Она с обиженным видом прошла мимо меня на кухню.


— Все. Не надо ничего мне говорить. Я за йогуртом.


— Карина.


— Что Карина? Могла бы и позвонить, а то посадила Верку со мной, а с ней шаг вправо, шаг влево — расстрел. Вообще из дома не выпускала, и тебе не дозвонишься. Телефоны повыключала.


Я, отодвинув шторку, посмотрела на Андрея. Он мерил шагами тротуар возле машины, сунув руки в карманы пальто, иногда поглядывая на окна. Наверное, не получится сегодня поговорить с Кариной. Придумаю что-то. Хотя… она ж не поедет.


— Это кто, мам?


От неожиданности я аж подпрыгнула. Карина стояла рядом и тоже смотрела вниз.


— Это тот тип, который был возле школы, да?


Я кивнула и почувствовала, как пересохло в горле.


— Это ты из-за него тогда плакала? Ну ты даешь, мам. И кто он такой?


Я медленно выдохнула и мысленно произнесла молитву.


— Это твой отец, Карина.


Она выронила чашку с йогуртом, а я перестала дышать, глядя, как белое пятно расползается по паркету к моим и ее ногам.

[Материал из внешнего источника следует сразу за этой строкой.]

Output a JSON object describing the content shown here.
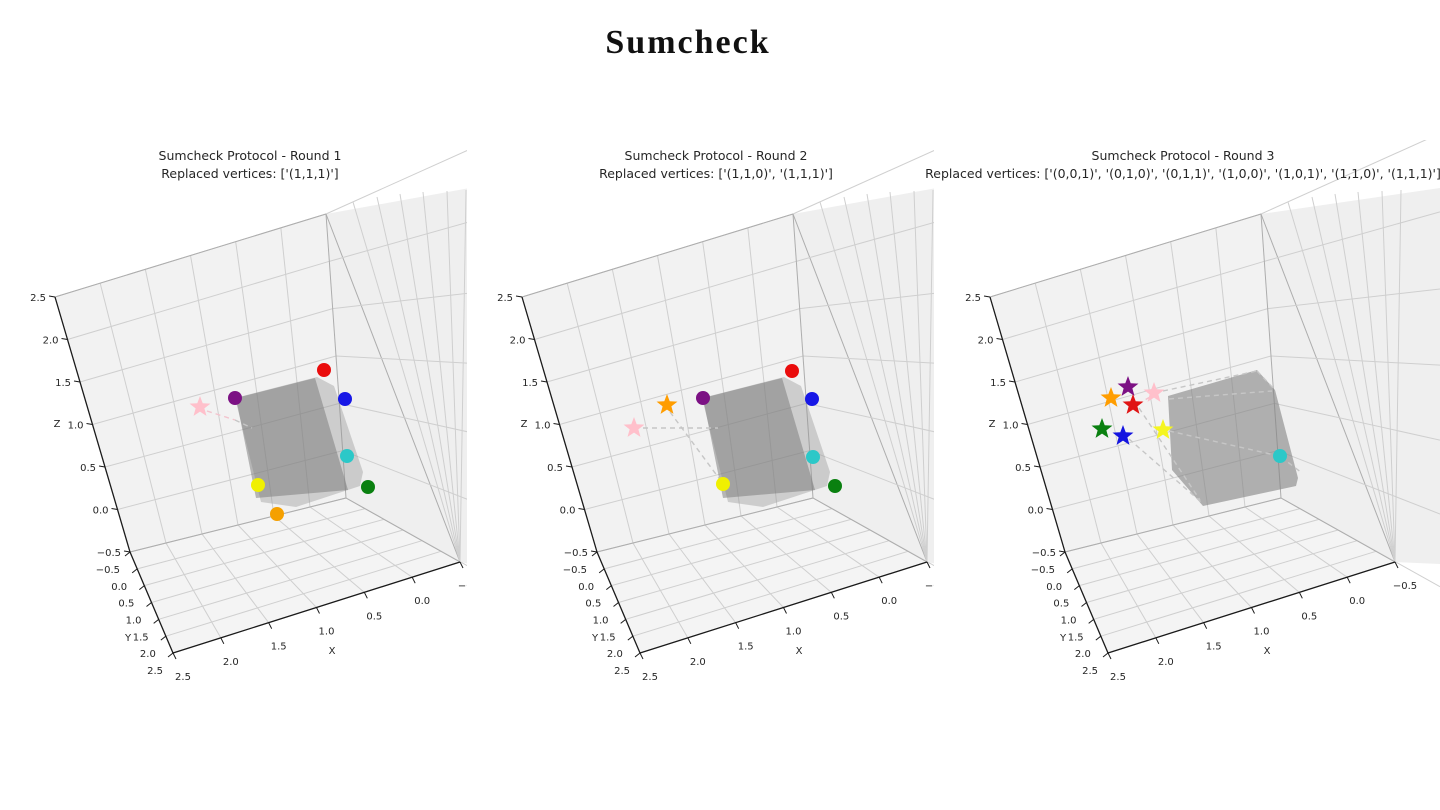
{
  "figure": {
    "title": "Sumcheck"
  },
  "axis": {
    "x_label": "X",
    "y_label": "Y",
    "z_label": "Z",
    "z_ticks": [
      "2.5",
      "2.0",
      "1.5",
      "1.0",
      "0.5",
      "0.0",
      "−0.5"
    ],
    "y_ticks": [
      "−0.5",
      "0.0",
      "0.5",
      "1.0",
      "1.5",
      "2.0",
      "2.5"
    ],
    "x_ticks": [
      "2.5",
      "2.0",
      "1.5",
      "1.0",
      "0.5",
      "0.0",
      "−0.5"
    ]
  },
  "palette": {
    "pane_fill": "#f2f2f2",
    "grid_line": "#cfcfcf",
    "pane_edge": "#adadad",
    "axis_spine": "#1a1a1a",
    "tick_text": "#262626",
    "dash_gray": "#c6c6c6",
    "dash_pink": "#f3c3cd"
  },
  "chart_data": [
    {
      "type": "scatter",
      "round": 1,
      "title": "Sumcheck Protocol - Round 1",
      "subtitle": "Replaced vertices: ['(1,1,1)']",
      "axis_ranges": {
        "x": [
          -0.5,
          2.5
        ],
        "y": [
          -0.5,
          2.5
        ],
        "z": [
          -0.5,
          2.5
        ]
      },
      "cube_layers": [
        {
          "fill": "rgba(145,145,145,0.38)",
          "points": [
            [
              235,
              258
            ],
            [
              317,
              237
            ],
            [
              334,
              246
            ],
            [
              363,
              332
            ],
            [
              360,
              346
            ],
            [
              296,
              367
            ],
            [
              261,
              362
            ]
          ]
        },
        {
          "fill": "rgba(120,120,120,0.50)",
          "points": [
            [
              236,
              258
            ],
            [
              315,
              238
            ],
            [
              348,
              350
            ],
            [
              256,
              358
            ]
          ]
        }
      ],
      "dashed": [
        {
          "color": "dash_pink",
          "pts": [
            [
              207,
              271
            ],
            [
              235,
              280
            ]
          ]
        },
        {
          "color": "dash_gray",
          "pts": [
            [
              235,
              280
            ],
            [
              252,
              288
            ]
          ]
        }
      ],
      "markers": [
        {
          "name": "pink-star",
          "marker": "star",
          "color": "#ffc0cb",
          "x": 200,
          "y": 267
        },
        {
          "name": "purple-dot",
          "marker": "circle",
          "color": "#7c1184",
          "x": 235,
          "y": 258
        },
        {
          "name": "red-dot",
          "marker": "circle",
          "color": "#ea0c0c",
          "x": 324,
          "y": 230
        },
        {
          "name": "blue-dot",
          "marker": "circle",
          "color": "#1717e6",
          "x": 345,
          "y": 259
        },
        {
          "name": "cyan-dot",
          "marker": "circle",
          "color": "#2cc8c8",
          "x": 347,
          "y": 316
        },
        {
          "name": "green-dot",
          "marker": "circle",
          "color": "#0a8010",
          "x": 368,
          "y": 347
        },
        {
          "name": "yellow-dot",
          "marker": "circle",
          "color": "#f0f000",
          "x": 258,
          "y": 345
        },
        {
          "name": "orange-dot",
          "marker": "circle",
          "color": "#f5a000",
          "x": 277,
          "y": 374
        }
      ]
    },
    {
      "type": "scatter",
      "round": 2,
      "title": "Sumcheck Protocol - Round 2",
      "subtitle": "Replaced vertices: ['(1,1,0)', '(1,1,1)']",
      "axis_ranges": {
        "x": [
          -0.5,
          2.5
        ],
        "y": [
          -0.5,
          2.5
        ],
        "z": [
          -0.5,
          2.5
        ]
      },
      "cube_layers": [
        {
          "fill": "rgba(145,145,145,0.38)",
          "points": [
            [
              235,
              258
            ],
            [
              317,
              237
            ],
            [
              334,
              246
            ],
            [
              363,
              332
            ],
            [
              360,
              346
            ],
            [
              296,
              367
            ],
            [
              261,
              362
            ]
          ]
        },
        {
          "fill": "rgba(120,120,120,0.50)",
          "points": [
            [
              236,
              258
            ],
            [
              315,
              238
            ],
            [
              348,
              350
            ],
            [
              256,
              358
            ]
          ]
        }
      ],
      "dashed": [
        {
          "color": "dash_gray",
          "pts": [
            [
              176,
              288
            ],
            [
              251,
              288
            ]
          ]
        },
        {
          "color": "dash_gray",
          "pts": [
            [
              203,
              272
            ],
            [
              254,
              341
            ]
          ]
        }
      ],
      "markers": [
        {
          "name": "pink-star",
          "marker": "star",
          "color": "#ffc0cb",
          "x": 167,
          "y": 288
        },
        {
          "name": "orange-star",
          "marker": "star",
          "color": "#ff9d00",
          "x": 200,
          "y": 265
        },
        {
          "name": "purple-dot",
          "marker": "circle",
          "color": "#7c1184",
          "x": 236,
          "y": 258
        },
        {
          "name": "red-dot",
          "marker": "circle",
          "color": "#ea0c0c",
          "x": 325,
          "y": 231
        },
        {
          "name": "blue-dot",
          "marker": "circle",
          "color": "#1717e6",
          "x": 345,
          "y": 259
        },
        {
          "name": "cyan-dot",
          "marker": "circle",
          "color": "#2cc8c8",
          "x": 346,
          "y": 317
        },
        {
          "name": "green-dot",
          "marker": "circle",
          "color": "#0a8010",
          "x": 368,
          "y": 346
        },
        {
          "name": "yellow-dot",
          "marker": "circle",
          "color": "#f0f000",
          "x": 256,
          "y": 344
        }
      ]
    },
    {
      "type": "scatter",
      "round": 3,
      "title": "Sumcheck Protocol - Round 3",
      "subtitle": "Replaced vertices: ['(0,0,1)', '(0,1,0)', '(0,1,1)', '(1,0,0)', '(1,0,1)', '(1,1,0)', '(1,1,1)']",
      "axis_ranges": {
        "x": [
          -0.5,
          2.5
        ],
        "y": [
          -0.5,
          2.5
        ],
        "z": [
          -0.5,
          2.5
        ]
      },
      "cube_layers": [
        {
          "fill": "rgba(130,130,130,0.60)",
          "points": [
            [
              233,
              256
            ],
            [
              322,
              230
            ],
            [
              340,
              250
            ],
            [
              363,
              338
            ],
            [
              361,
              346
            ],
            [
              268,
              366
            ],
            [
              237,
              330
            ]
          ]
        }
      ],
      "dashed": [
        {
          "color": "dash_gray",
          "pts": [
            [
              228,
              251
            ],
            [
              322,
              231
            ]
          ]
        },
        {
          "color": "dash_gray",
          "pts": [
            [
              322,
              231
            ],
            [
              340,
              250
            ]
          ]
        },
        {
          "color": "dash_gray",
          "pts": [
            [
              234,
              259
            ],
            [
              337,
              251
            ]
          ]
        },
        {
          "color": "dash_gray",
          "pts": [
            [
              204,
              268
            ],
            [
              265,
              360
            ]
          ]
        },
        {
          "color": "dash_gray",
          "pts": [
            [
              194,
              299
            ],
            [
              266,
              362
            ]
          ]
        },
        {
          "color": "dash_gray",
          "pts": [
            [
              234,
              291
            ],
            [
              344,
              316
            ]
          ]
        },
        {
          "color": "dash_gray",
          "pts": [
            [
              346,
              317
            ],
            [
              367,
              333
            ]
          ]
        },
        {
          "color": "dash_pink",
          "pts": [
            [
              215,
              257
            ],
            [
              203,
              264
            ]
          ]
        }
      ],
      "markers": [
        {
          "name": "pink-star",
          "marker": "star",
          "color": "#ffc0cb",
          "x": 219,
          "y": 253
        },
        {
          "name": "purple-star",
          "marker": "star",
          "color": "#7c1184",
          "x": 193,
          "y": 247
        },
        {
          "name": "orange-star",
          "marker": "star",
          "color": "#ff9d00",
          "x": 176,
          "y": 258
        },
        {
          "name": "red-star",
          "marker": "star",
          "color": "#e01414",
          "x": 198,
          "y": 265
        },
        {
          "name": "green-star",
          "marker": "star",
          "color": "#0a8010",
          "x": 167,
          "y": 289
        },
        {
          "name": "blue-star",
          "marker": "star",
          "color": "#1414e0",
          "x": 188,
          "y": 296
        },
        {
          "name": "yellow-star",
          "marker": "star",
          "color": "#f5f520",
          "x": 228,
          "y": 290
        },
        {
          "name": "cyan-dot",
          "marker": "circle",
          "color": "#2cc8c8",
          "x": 345,
          "y": 316
        }
      ]
    }
  ]
}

— Да ну… — я физически ощутила, как ее сердце запрыгало в груди, как оно там начало рваться наружу, пропуская удары, — ты… ты это пошутила сейчас, да?


— Нет, не пошутила — это твой отец.


Теперь мы смотрели друг другу в глаза и в голове картинками проносились многочисленные вопросы, слезы, обиды и снова вопросы.


В четыре года: "Мам, а у меня есть папа?"


В шесть лет: "Мам, почему я пишу ему письма, а он не отвечает? Он не любит нас?"


В восемь лет: "Мам, ты не отправляла ему, да?"